El genio trovador de la flauta, este escocés de las letras afiladas y los ojos desorbitados, transita por los 74 años y arrastra en los últimos tiempos una salud delicada, pero ha conseguido resurgir aquí como un jefe de filas rejuvenecido y dignísimo. Su voz suena fatigada, pero no agónica, como le sucedía en las últimas giras. Y aunque reduce mucho el rango de la tesitura, para ahorrarse excursiones agudas hoy inalcanzables, logra reinventarse como un contador de historias más sereno, profundo y confesional que en los tiempos de esplendor histriónico. Es la mejor solución, y de hecho los pasajes más acústicos y sosegados, como Three loves, three o Where did Saturday go?, se disfrutan con la profundidad de las grandes obras maduras. Como si nos encontráramos ante el equivalente de las American recordings de Johnny Cash para la historia del rock progresivo.

 

Anderson, en efecto, aún no está de retirada, y esa es una constatación emocionante. La nueva alineación del quinteto incluye las primeras aportaciones de Joe Parrish-James, un guitarrista de 26 años que se perfila como la nueva gran esperanza para la renovación generacional del género. Y la gravedad serena otorga aires de obra conceptual a todo el álbum, como en los gloriosos e irrepetibles Aqualung (1971) y Thick as a brick (1972). De hecho, la dialéctica religiosa de Aqualung es el espejo más evidente para The zealot gene, que explicita la inspiración bíblica en cada uno de sus 12 capítulos. Falta, claro, aquel ingrediente arrollador que caracterizaba a la formación medio siglo atrás. Los seis minutos del inaugural Mrs Tibbets, por ejemplo, incluyen el ADN de la épica, pero terminan resultando timoratos. Y seguramente les sobren muchos de sus teclados inanes.

 

Con todo, insistimos, Zealot representa una alegría como obra en sí misma, más allá de su valor entre historiadores del rock y nostálgicos.
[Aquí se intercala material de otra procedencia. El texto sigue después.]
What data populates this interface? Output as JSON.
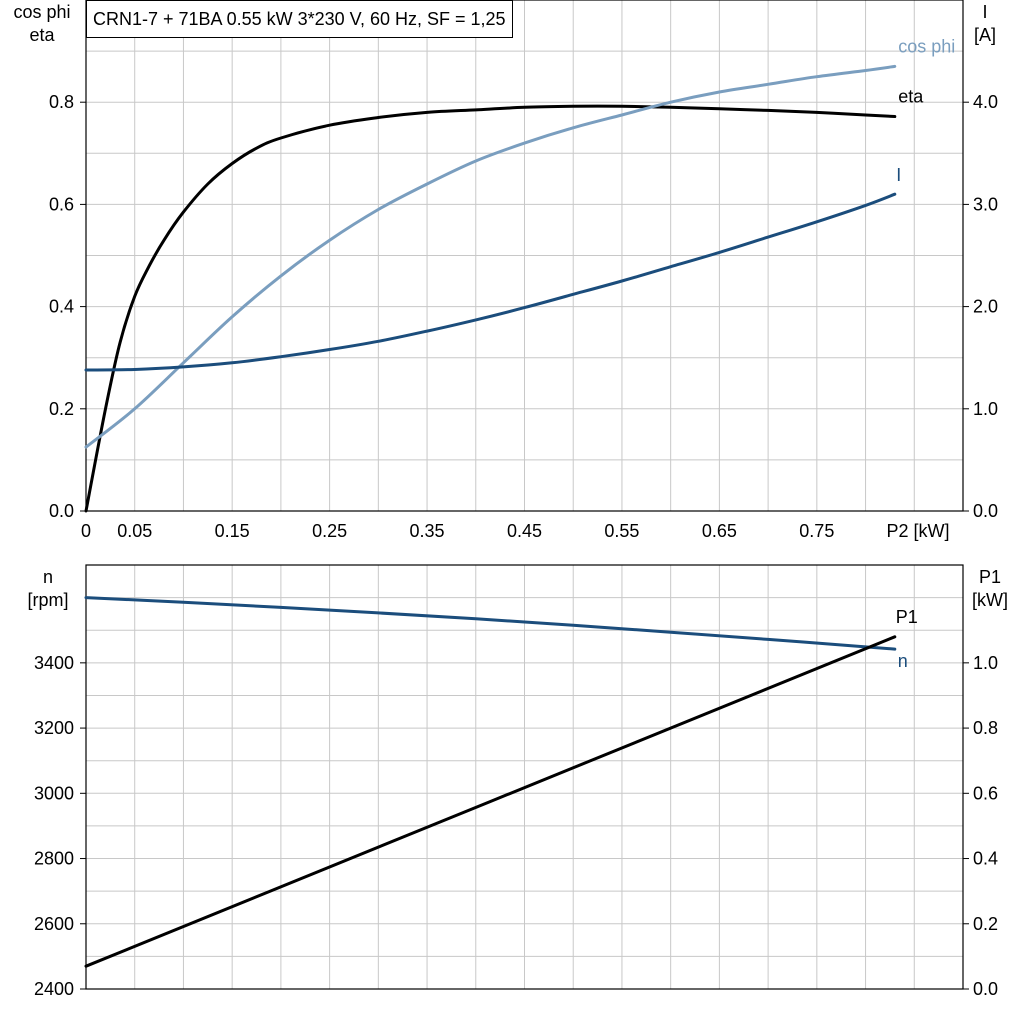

En realidad, los discos de Anderson como Jethro Tull se volvieron irrelevantes, cuando no irritantes, a partir de Under wraps (1984), y solo en los últimos tiempos había dejado destellos esperanzadores con el muy irregular Thick as a brick 2 (2012) y el valiente Homo erraticus, de 2014. La canción The zealot gene, en cambio, es lo más instantáneo y vivaz que han grabado los Tull en tres décadas. Y su visión agria y devastadora sobre los populismos y totalitarismos de nuestros tiempos demuestra que Ian Scott Anderson no ha perdido el gusto por el verbo incisivo ni las ansias por ejercer de incómoda china en el zapato. Un placer abrazarle de nuevo.